Bringing up the issue of sex and its relation to marriage is only bound to draw out this obvious fact and its implications for the argument. The argument for SSM to a large extent depends on the ability to ask of the public "so what's the difference". Well, logically speaking, there is a difference between true marriage and SSM which is quite qualitative: The sexual act performed in man/woman marriage is the only sex which can produce children (whether it does or even can in the particular couple or not). No sexual act performed in SSM can itself ever result in conception, and there is not even the slightest talk on the horizon in science about enabling it to do so (regardless of test tube talk).

I hereby contend that throughout history, marriage has been seen as society's blessing of a couple to perform the one act which produces conception, whether it in fact does in their case or not. This, of course, leaves open the possibility of sibling marriage or child marriage, and these are prohibited for other reasons. But marriage between two of the same gender falls outside of this basic definition altogether.

Which partially explains why SSM proponents don't want to bring up the question. They don't want to expose the obvious qualitative difference; they want to keep focusing on the far less definable issue of love and commitment.

But also, they don't want the public to see the obvious implications of SSM once it is acknowledged that sexual relations are a part of the definition of marriage: That if SSM is equal to heterosexual marriage, we are also saying that same-sex sexual relations (and by extension all that might be considered "sex") are equal to the one act that produces children.

And they don't want the issue to be framed in a way that brings that up to the general public.

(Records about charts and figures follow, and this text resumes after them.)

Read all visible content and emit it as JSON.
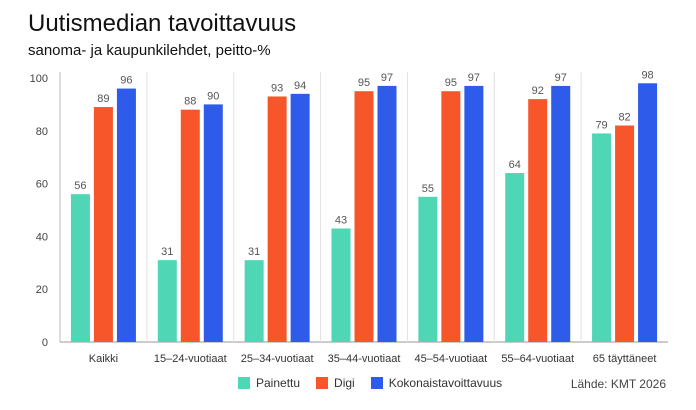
{
  "title": "Uutismedian tavoittavuus",
  "subtitle": "sanoma- ja kaupunkilehdet, peitto-%",
  "source": "Lähde: KMT 2026",
  "colors": {
    "Painettu": "#4fd6b5",
    "Digi": "#f7562a",
    "Kokonaistavoittavuus": "#2f5bea"
  },
  "chart_data": {
    "type": "bar",
    "title": "Uutismedian tavoittavuus",
    "subtitle": "sanoma- ja kaupunkilehdet, peitto-%",
    "categories": [
      "Kaikki",
      "15–24-vuotiaat",
      "25–34-vuotiaat",
      "35–44-vuotiaat",
      "45–54-vuotiaat",
      "55–64-vuotiaat",
      "65 täyttäneet"
    ],
    "series": [
      {
        "name": "Painettu",
        "values": [
          56,
          31,
          31,
          43,
          55,
          64,
          79
        ]
      },
      {
        "name": "Digi",
        "values": [
          89,
          88,
          93,
          95,
          95,
          92,
          82
        ]
      },
      {
        "name": "Kokonaistavoittavuus",
        "values": [
          96,
          90,
          94,
          97,
          97,
          97,
          98
        ]
      }
    ],
    "ylim": [
      0,
      100
    ],
    "yticks": [
      0,
      20,
      40,
      60,
      80,
      100
    ],
    "grid": "vertical-separators",
    "legend": "bottom-center"
  }
}
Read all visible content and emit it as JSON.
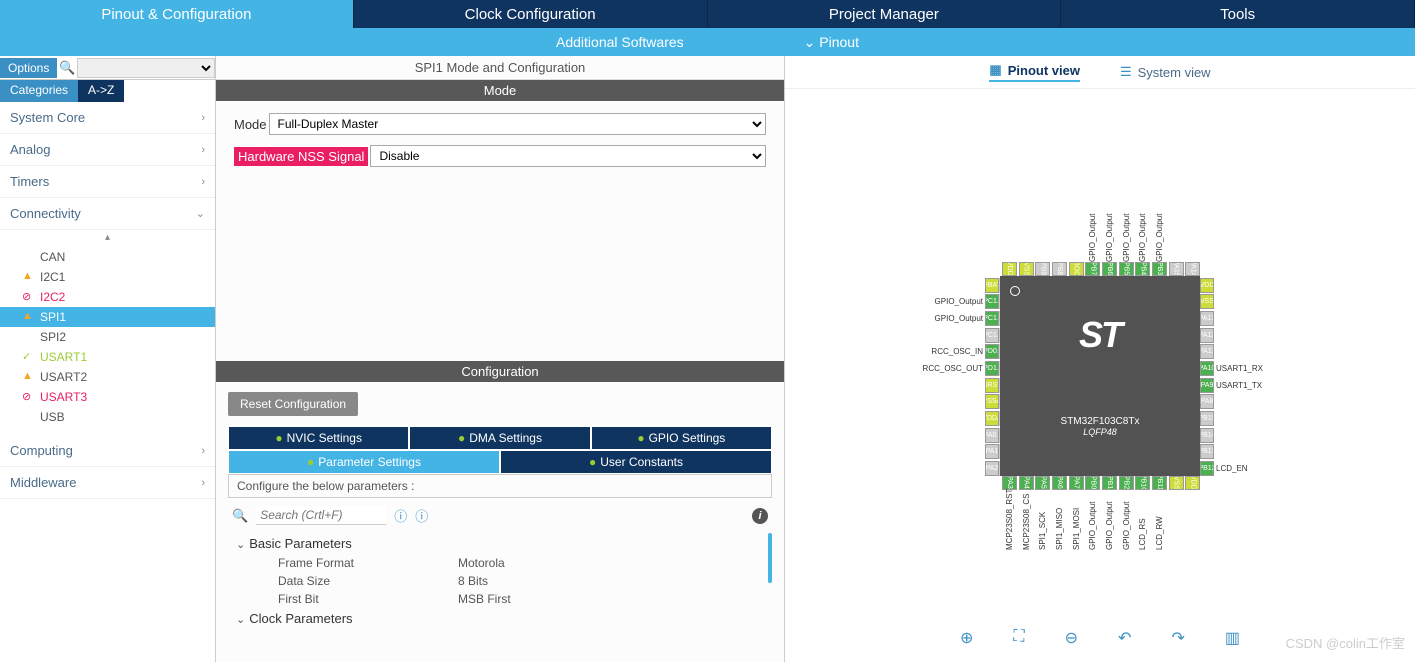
{
  "topTabs": [
    {
      "label": "Pinout & Configuration",
      "active": true
    },
    {
      "label": "Clock Configuration",
      "active": false
    },
    {
      "label": "Project Manager",
      "active": false
    },
    {
      "label": "Tools",
      "active": false
    }
  ],
  "subBar": {
    "additional": "Additional Softwares",
    "pinout": "Pinout"
  },
  "leftPanel": {
    "optionsLabel": "Options",
    "catTabs": {
      "categories": "Categories",
      "az": "A->Z"
    },
    "groups": [
      {
        "name": "System Core",
        "expanded": false
      },
      {
        "name": "Analog",
        "expanded": false
      },
      {
        "name": "Timers",
        "expanded": false
      },
      {
        "name": "Connectivity",
        "expanded": true,
        "items": [
          {
            "name": "CAN",
            "icon": null
          },
          {
            "name": "I2C1",
            "icon": "warn"
          },
          {
            "name": "I2C2",
            "icon": "err",
            "redText": true
          },
          {
            "name": "SPI1",
            "icon": "warn",
            "selected": true
          },
          {
            "name": "SPI2",
            "icon": null
          },
          {
            "name": "USART1",
            "icon": "ok",
            "greenText": true
          },
          {
            "name": "USART2",
            "icon": "warn"
          },
          {
            "name": "USART3",
            "icon": "err",
            "redText": true
          },
          {
            "name": "USB",
            "icon": null
          }
        ]
      },
      {
        "name": "Computing",
        "expanded": false
      },
      {
        "name": "Middleware",
        "expanded": false
      }
    ]
  },
  "midPanel": {
    "title": "SPI1 Mode and Configuration",
    "modeHeader": "Mode",
    "modeRows": [
      {
        "label": "Mode",
        "value": "Full-Duplex Master",
        "highlight": false
      },
      {
        "label": "Hardware NSS Signal",
        "value": "Disable",
        "highlight": true
      }
    ],
    "cfgHeader": "Configuration",
    "resetBtn": "Reset Configuration",
    "cfgTabs": {
      "row1": [
        {
          "label": "NVIC Settings"
        },
        {
          "label": "DMA Settings"
        },
        {
          "label": "GPIO Settings"
        }
      ],
      "row2": [
        {
          "label": "Parameter Settings",
          "active": true
        },
        {
          "label": "User Constants"
        }
      ]
    },
    "cfgDesc": "Configure the below parameters :",
    "searchPlaceholder": "Search (Crtl+F)",
    "paramGroups": [
      {
        "name": "Basic Parameters",
        "items": [
          {
            "k": "Frame Format",
            "v": "Motorola"
          },
          {
            "k": "Data Size",
            "v": "8 Bits"
          },
          {
            "k": "First Bit",
            "v": "MSB First"
          }
        ]
      },
      {
        "name": "Clock Parameters",
        "items": []
      }
    ]
  },
  "rightPanel": {
    "viewTabs": {
      "pinout": "Pinout view",
      "system": "System view"
    },
    "chip": {
      "name": "STM32F103C8Tx",
      "pkg": "LQFP48",
      "logo": "ST"
    },
    "pins": {
      "left": [
        {
          "box": "VBAT",
          "color": "yellow",
          "label": ""
        },
        {
          "box": "PC1..",
          "color": "green",
          "label": "GPIO_Output"
        },
        {
          "box": "PC1..",
          "color": "green",
          "label": "GPIO_Output"
        },
        {
          "box": "PC1..",
          "color": "gray",
          "label": ""
        },
        {
          "box": "PD0..",
          "color": "green",
          "label": "RCC_OSC_IN"
        },
        {
          "box": "PD1..",
          "color": "green",
          "label": "RCC_OSC_OUT"
        },
        {
          "box": "NRST",
          "color": "yellow",
          "label": ""
        },
        {
          "box": "VSSA",
          "color": "yellow",
          "label": ""
        },
        {
          "box": "VDDA",
          "color": "yellow",
          "label": ""
        },
        {
          "box": "PA0..",
          "color": "gray",
          "label": ""
        },
        {
          "box": "PA1",
          "color": "gray",
          "label": ""
        },
        {
          "box": "PA2",
          "color": "gray",
          "label": ""
        }
      ],
      "right": [
        {
          "box": "VDD",
          "color": "yellow",
          "label": ""
        },
        {
          "box": "VSS",
          "color": "yellow",
          "label": ""
        },
        {
          "box": "PA13",
          "color": "gray",
          "label": ""
        },
        {
          "box": "PA12",
          "color": "gray",
          "label": ""
        },
        {
          "box": "PA11",
          "color": "gray",
          "label": ""
        },
        {
          "box": "PA10",
          "color": "green",
          "label": "USART1_RX"
        },
        {
          "box": "PA9",
          "color": "green",
          "label": "USART1_TX"
        },
        {
          "box": "PA8",
          "color": "gray",
          "label": ""
        },
        {
          "box": "PB15",
          "color": "gray",
          "label": ""
        },
        {
          "box": "PB14",
          "color": "gray",
          "label": ""
        },
        {
          "box": "PB13",
          "color": "gray",
          "label": ""
        },
        {
          "box": "PB12",
          "color": "green",
          "label": "LCD_EN"
        }
      ],
      "top": [
        {
          "box": "VDD",
          "color": "yellow",
          "label": ""
        },
        {
          "box": "VSS",
          "color": "yellow",
          "label": ""
        },
        {
          "box": "PB9",
          "color": "gray",
          "label": ""
        },
        {
          "box": "PB8",
          "color": "gray",
          "label": ""
        },
        {
          "box": "BOO",
          "color": "yellow",
          "label": ""
        },
        {
          "box": "PB7",
          "color": "green",
          "label": "GPIO_Output"
        },
        {
          "box": "PB6",
          "color": "green",
          "label": "GPIO_Output"
        },
        {
          "box": "PB5",
          "color": "green",
          "label": "GPIO_Output"
        },
        {
          "box": "PB4",
          "color": "green",
          "label": "GPIO_Output"
        },
        {
          "box": "PB3",
          "color": "green",
          "label": "GPIO_Output"
        },
        {
          "box": "PA15",
          "color": "gray",
          "label": ""
        },
        {
          "box": "PA14",
          "color": "gray",
          "label": ""
        }
      ],
      "bottom": [
        {
          "box": "PA3",
          "color": "green",
          "label": "MCP23S08_RST"
        },
        {
          "box": "PA4",
          "color": "green",
          "label": "MCP23S08_CS"
        },
        {
          "box": "PA5",
          "color": "green",
          "label": "SPI1_SCK"
        },
        {
          "box": "PA6",
          "color": "green",
          "label": "SPI1_MISO"
        },
        {
          "box": "PA7",
          "color": "green",
          "label": "SPI1_MOSI"
        },
        {
          "box": "PB0",
          "color": "green",
          "label": "GPIO_Output"
        },
        {
          "box": "PB1",
          "color": "green",
          "label": "GPIO_Output"
        },
        {
          "box": "PB2",
          "color": "green",
          "label": "GPIO_Output"
        },
        {
          "box": "PB10",
          "color": "green",
          "label": "LCD_RS"
        },
        {
          "box": "PB11",
          "color": "green",
          "label": "LCD_RW"
        },
        {
          "box": "VSS",
          "color": "yellow",
          "label": ""
        },
        {
          "box": "VDD",
          "color": "yellow",
          "label": ""
        }
      ]
    },
    "watermark": "CSDN @colin工作室"
  },
  "colors": {
    "primary": "#43b4e4",
    "dark": "#0f3460",
    "green": "#4caf50",
    "yellow": "#cddc39",
    "gray": "#ccc",
    "magenta": "#e91e63"
  }
}
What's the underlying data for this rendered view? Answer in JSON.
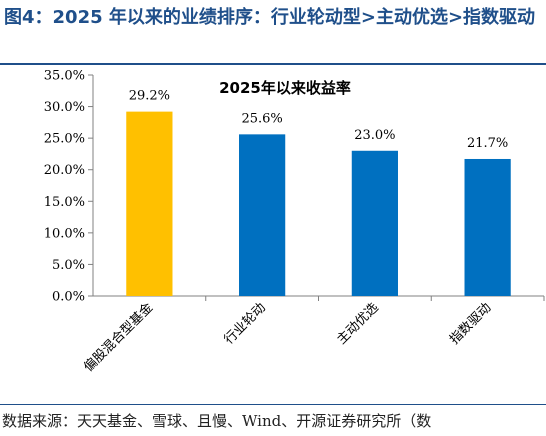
{
  "figure": {
    "title": "图4：2025 年以来的业绩排序：行业轮动型>主动优选>指数驱动",
    "source": "数据来源：天天基金、雪球、且慢、Wind、开源证券研究所（数"
  },
  "colors": {
    "highlight": "#FFC000",
    "bar": "#0070C0",
    "axis": "#808080",
    "title_blue": "#1F4F8A"
  },
  "chart_data": {
    "type": "bar",
    "title": "2025年以来收益率",
    "categories": [
      "偏股混合型基金",
      "行业轮动",
      "主动优选",
      "指数驱动"
    ],
    "values": [
      29.2,
      25.6,
      23.0,
      21.7
    ],
    "value_labels": [
      "29.2%",
      "25.6%",
      "23.0%",
      "21.7%"
    ],
    "bar_colors": [
      "#FFC000",
      "#0070C0",
      "#0070C0",
      "#0070C0"
    ],
    "ylim": [
      0,
      35
    ],
    "yticks": [
      0,
      5,
      10,
      15,
      20,
      25,
      30,
      35
    ],
    "ytick_labels": [
      "0.0%",
      "5.0%",
      "10.0%",
      "15.0%",
      "20.0%",
      "25.0%",
      "30.0%",
      "35.0%"
    ],
    "xlabel": "",
    "ylabel": "",
    "grid": false,
    "legend": "none"
  }
}
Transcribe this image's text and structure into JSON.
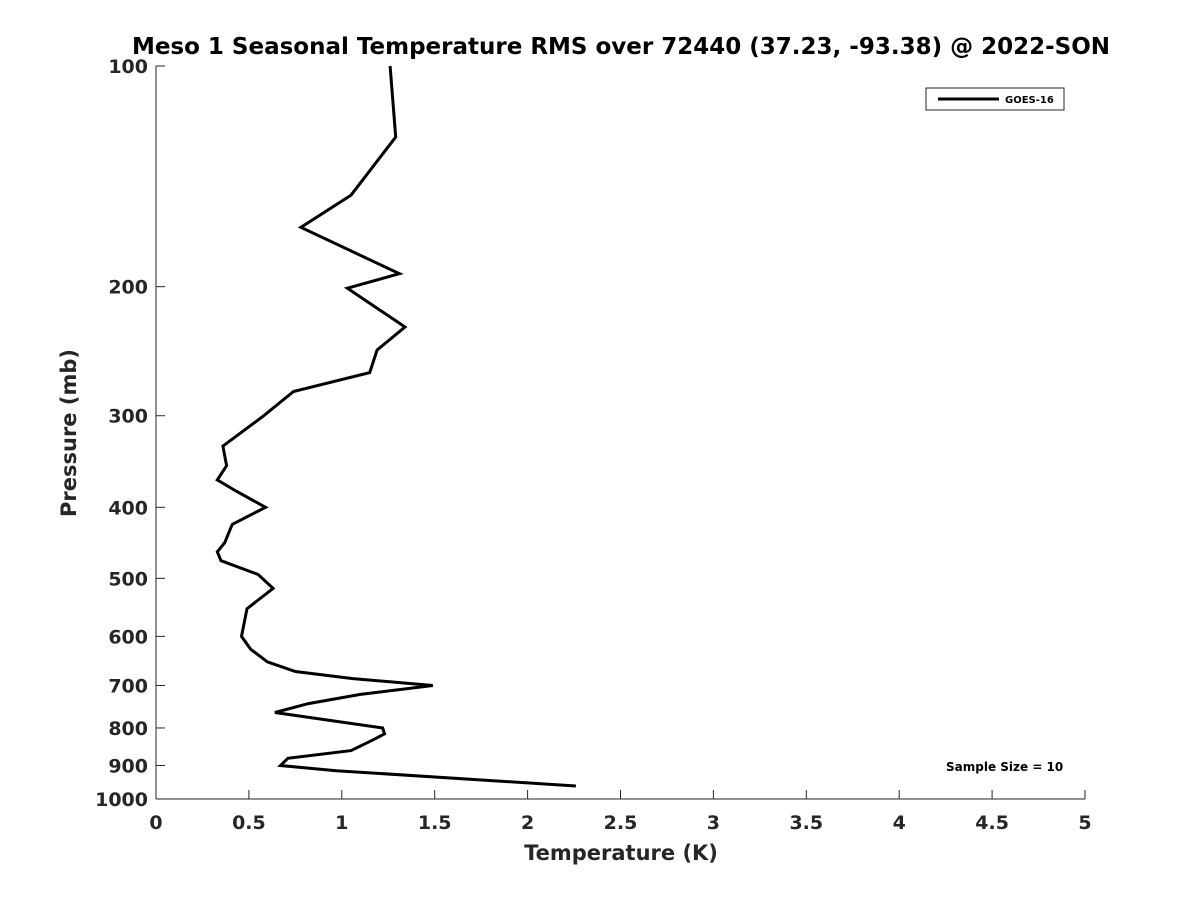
{
  "chart_data": {
    "type": "line",
    "title": "Meso 1 Seasonal Temperature RMS over 72440 (37.23, -93.38) @ 2022-SON",
    "xlabel": "Temperature (K)",
    "ylabel": "Pressure (mb)",
    "xlim": [
      0,
      5
    ],
    "ylim": [
      1000,
      100
    ],
    "yscale": "log",
    "y_reversed": true,
    "grid": false,
    "legend_position": "top-right",
    "x_ticks": [
      "0",
      "0.5",
      "1",
      "1.5",
      "2",
      "2.5",
      "3",
      "3.5",
      "4",
      "4.5",
      "5"
    ],
    "y_ticks": [
      "100",
      "200",
      "300",
      "400",
      "500",
      "600",
      "700",
      "800",
      "900",
      "1000"
    ],
    "annotation": "Sample Size = 10",
    "series": [
      {
        "name": "GOES-16",
        "color": "#000000",
        "points": [
          [
            1.26,
            100
          ],
          [
            1.29,
            125
          ],
          [
            1.05,
            150
          ],
          [
            0.78,
            166
          ],
          [
            1.31,
            192
          ],
          [
            1.03,
            201
          ],
          [
            1.34,
            227
          ],
          [
            1.19,
            244
          ],
          [
            1.15,
            262
          ],
          [
            0.74,
            278
          ],
          [
            0.58,
            300
          ],
          [
            0.36,
            330
          ],
          [
            0.38,
            351
          ],
          [
            0.33,
            367
          ],
          [
            0.43,
            380
          ],
          [
            0.59,
            400
          ],
          [
            0.41,
            422
          ],
          [
            0.37,
            447
          ],
          [
            0.33,
            460
          ],
          [
            0.35,
            473
          ],
          [
            0.55,
            494
          ],
          [
            0.63,
            516
          ],
          [
            0.49,
            550
          ],
          [
            0.46,
            600
          ],
          [
            0.51,
            625
          ],
          [
            0.6,
            650
          ],
          [
            0.75,
            670
          ],
          [
            1.06,
            685
          ],
          [
            1.49,
            700
          ],
          [
            1.1,
            720
          ],
          [
            0.82,
            741
          ],
          [
            0.64,
            762
          ],
          [
            1.22,
            800
          ],
          [
            1.23,
            815
          ],
          [
            1.17,
            830
          ],
          [
            1.05,
            859
          ],
          [
            0.71,
            880
          ],
          [
            0.67,
            900
          ],
          [
            0.97,
            915
          ],
          [
            2.26,
            960
          ]
        ]
      }
    ]
  }
}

Which is why opponents of SSM should stop pussyfooting around the issue and bring it to the public anyway. Ask the public if they believe that all other forms of "sex" are equal to the one which produces children, and point out that if SSM is legalized and seen legally as completely equal to heterosexual marriage, the answer to this question (legally and culturally) will be seen as "yes".

R.K. said...

And peace and love to you, too, Arturo, and all others.

Phil Thibedeaux said...

I hereby contend that throughout history, marriage has been seen as society's blessing of a couple to perform the one act which produces conception, whether it in fact does in their case or not.

I'm curious if it's your belief that a heterosexual couple, both veterans who've had their genitals blown off by land mines, should be prevented by society from marrying?

It would seem to extend logically from your argument.

Chairm said...

Mark: "Actually, NJ law on civil unions does have a presumption that any children born to one partner are considered the child of both partners as long as the union exists."

So what? That is not the marriage presumption. It is not the presumption of paternity. It is NOT a presumption based on the sexual behavior of two men or two women.

With or without such a provision, civil union is a nonsexual type of relationship.

Rather, it is a sort of second-parent adoption that is based on a social partnership.

The marriage presumption is central to marriage recognition. It integrates fatherhood with motherhood. That is extrinsic to the one-sexed arrangement in its various forms (homosexual or not).

It thus leaves open the glaring question about why gay identity politics should be the basis for a new relationship status, at a law.

In the name of "equality" it excludes far more than it includes. What is the justification for denying these other families the very protections that supposedly have prompted the enactment of civil union status?

Blankenhorn is correct. SSM argumentation is an attack on the nature of marriage as surely as it is a push for deinsitituionalization of marriage.